I’ve been raking my brain this past month since I’ve been on sick leave. How do I take care of myself so I can be a better mom, gilfriend, friend, daughter.. etc.. I’ve been having trouble giving myself credit for the things I have accomplished, thus creating more anxiety inside myself.
To tell you the truth. I feel stuck. I feel I’ve taken many steps backwards, like a truck backing up all I hear right now is beep beep beep. (watch out!) As much as I put my gears in forward motion it doesn’t seem to work. I’m focusing on the things I have not done instead of focusing on the things I’ve done to make things right for myself.
I’ve set up goals, vision boards, dreams, and intents, yet I feel like my mind is blank and devoid of creativity. I know what I have to do, and I’ve done it.. but it’s not enough. Why am I here? I ask myself in this present moment and time. Spiritually I know there is a reason, and deep inside I know the answer, so why am I letting myself been run by a backwards motion. Or.. the question is: “Am I really going backwards?”
Maybe I’m perceiving it that way because of the lack I feel which I have not felt in years.

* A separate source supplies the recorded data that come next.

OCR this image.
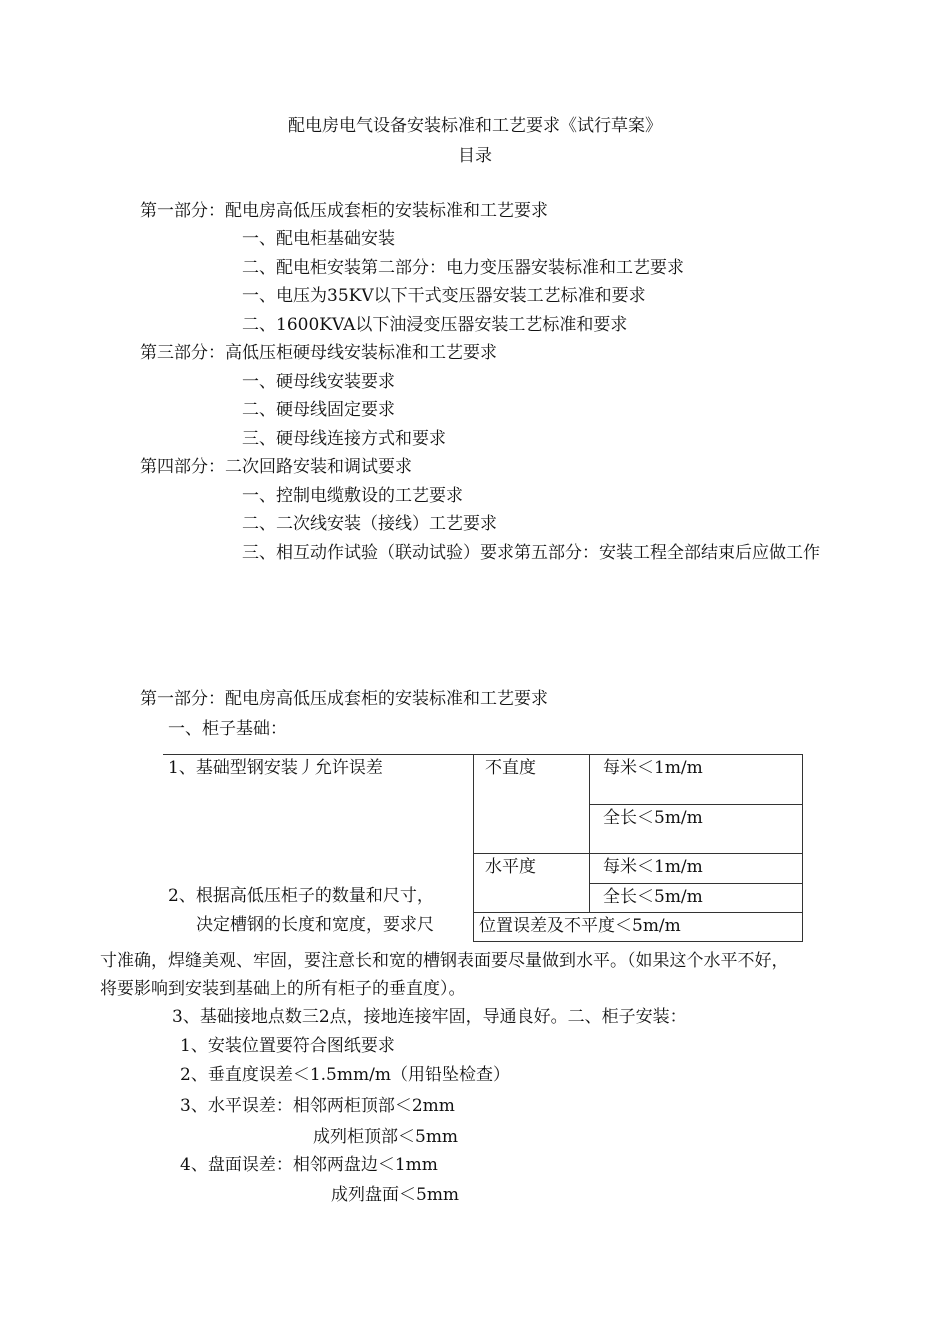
配电房电气设备安装标准和工艺要求《试行草案》
目录
第一部分：配电房高低压成套柜的安装标准和工艺要求
一、配电柜基础安装
二、配电柜安装第二部分：电力变压器安装标准和工艺要求
一、电压为35KV以下干式变压器安装工艺标准和要求
二、1600KVA以下油浸变压器安装工艺标准和要求
第三部分：高低压柜硬母线安装标准和工艺要求
一、硬母线安装要求
二、硬母线固定要求
三、硬母线连接方式和要求
第四部分：二次回路安装和调试要求
一、控制电缆敷设的工艺要求
二、二次线安装（接线）工艺要求
三、相互动作试验（联动试验）要求第五部分：安装工程全部结束后应做工作
第一部分：配电房高低压成套柜的安装标准和工艺要求
一、柜子基础：
1、基础型钢安装丿允许误差	不直度	每米＜1m/m
全长＜5m/m
水平度	每米＜1m/m
全长＜5m/m
位置误差及不平度＜5m/m
2、根据高低压柜子的数量和尺寸，
决定槽钢的长度和宽度，要求尺
寸准确，焊缝美观、牢固，要注意长和宽的槽钢表面要尽量做到水平。（如果这个水平不好，
将要影响到安装到基础上的所有柜子的垂直度）。
3、基础接地点数三2点，接地连接牢固，导通良好。二、柜子安装：
1、安装位置要符合图纸要求
2、垂直度误差＜1.5mm/m（用铅坠检查）
3、水平误差：相邻两柜顶部＜2mm
成列柜顶部＜5mm
4、盘面误差：相邻两盘边＜1mm
成列盘面＜5mm
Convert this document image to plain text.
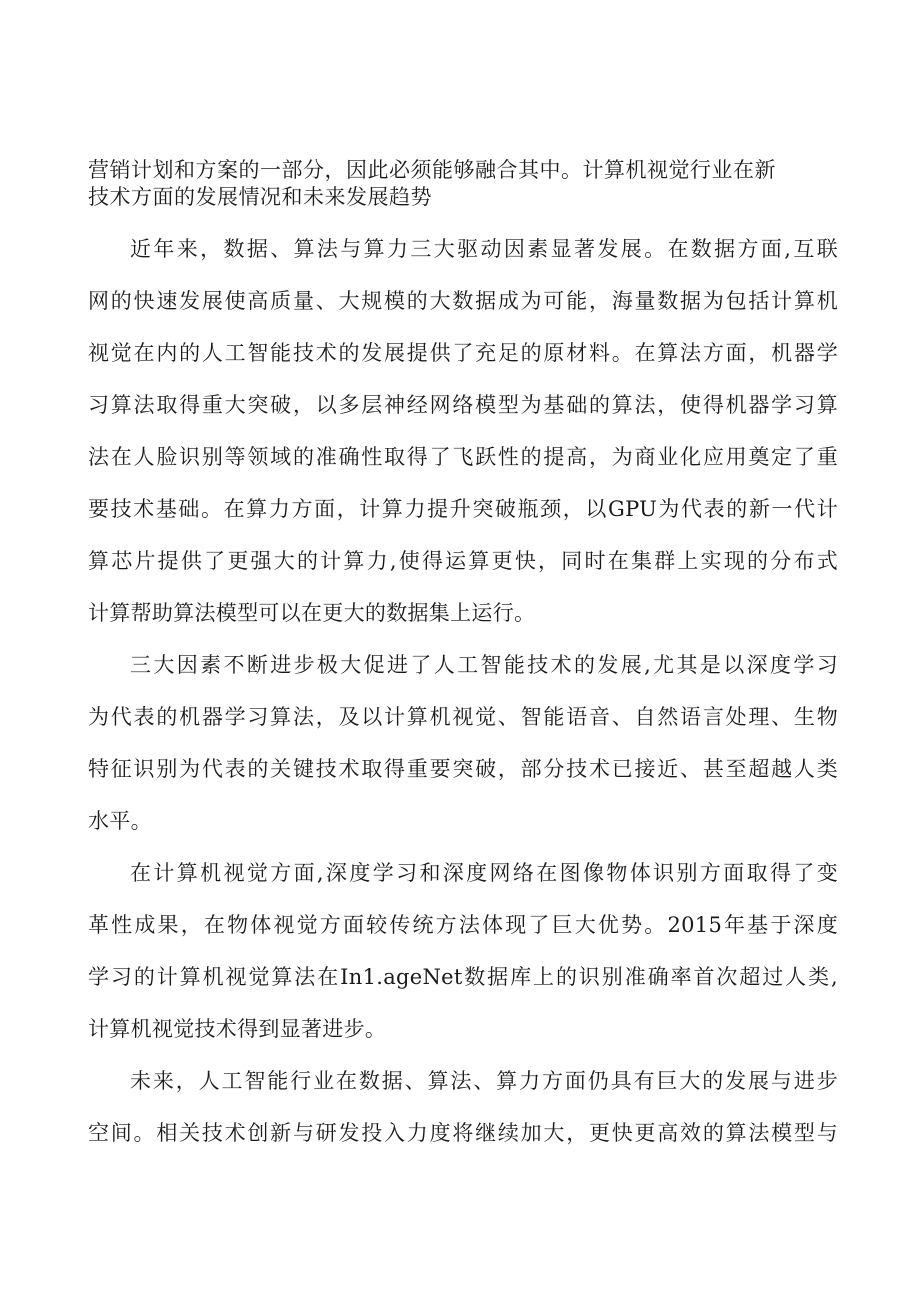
营销计划和方案的一部分，因此必须能够融合其中。计算机视觉行业在新
技术方面的发展情况和未来发展趋势
近年来，数据、算法与算力三大驱动因素显著发展。在数据方面,互联
网的快速发展使高质量、大规模的大数据成为可能，海量数据为包括计算机
视觉在内的人工智能技术的发展提供了充足的原材料。在算法方面，机器学
习算法取得重大突破，以多层神经网络模型为基础的算法，使得机器学习算
法在人脸识别等领域的准确性取得了飞跃性的提高，为商业化应用奠定了重
要技术基础。在算力方面，计算力提升突破瓶颈，以GPU为代表的新一代计
算芯片提供了更强大的计算力,使得运算更快，同时在集群上实现的分布式
计算帮助算法模型可以在更大的数据集上运行。
三大因素不断进步极大促进了人工智能技术的发展,尤其是以深度学习
为代表的机器学习算法，及以计算机视觉、智能语音、自然语言处理、生物
特征识别为代表的关键技术取得重要突破，部分技术已接近、甚至超越人类
水平。
在计算机视觉方面,深度学习和深度网络在图像物体识别方面取得了变
革性成果，在物体视觉方面较传统方法体现了巨大优势。2015年基于深度
学习的计算机视觉算法在In1.ageNet数据库上的识别准确率首次超过人类,
计算机视觉技术得到显著进步。
未来，人工智能行业在数据、算法、算力方面仍具有巨大的发展与进步
空间。相关技术创新与研发投入力度将继续加大，更快更高效的算法模型与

As I watch the world go through the motions, I’m also going along with it. As I watch the Olympians be the best they can be, I’m inspired to the point of feeling like I’ve failed. I’ve failed myself. I didn’t listen to the warning signs, nor the quest of my soul. The urges and desires of my spirit, and I can only take it from here. I can only allow myself to be inspired to get up, get dressed and be the best ME I can be! Sounds cliché, I know. Yet it’s the only venue I can give.
So as I approach this next day the Universe has given me. I am reminded that only I can make the best of things.. and Yes.. as the title of my URL explains: The Best is Yet to come!! I know!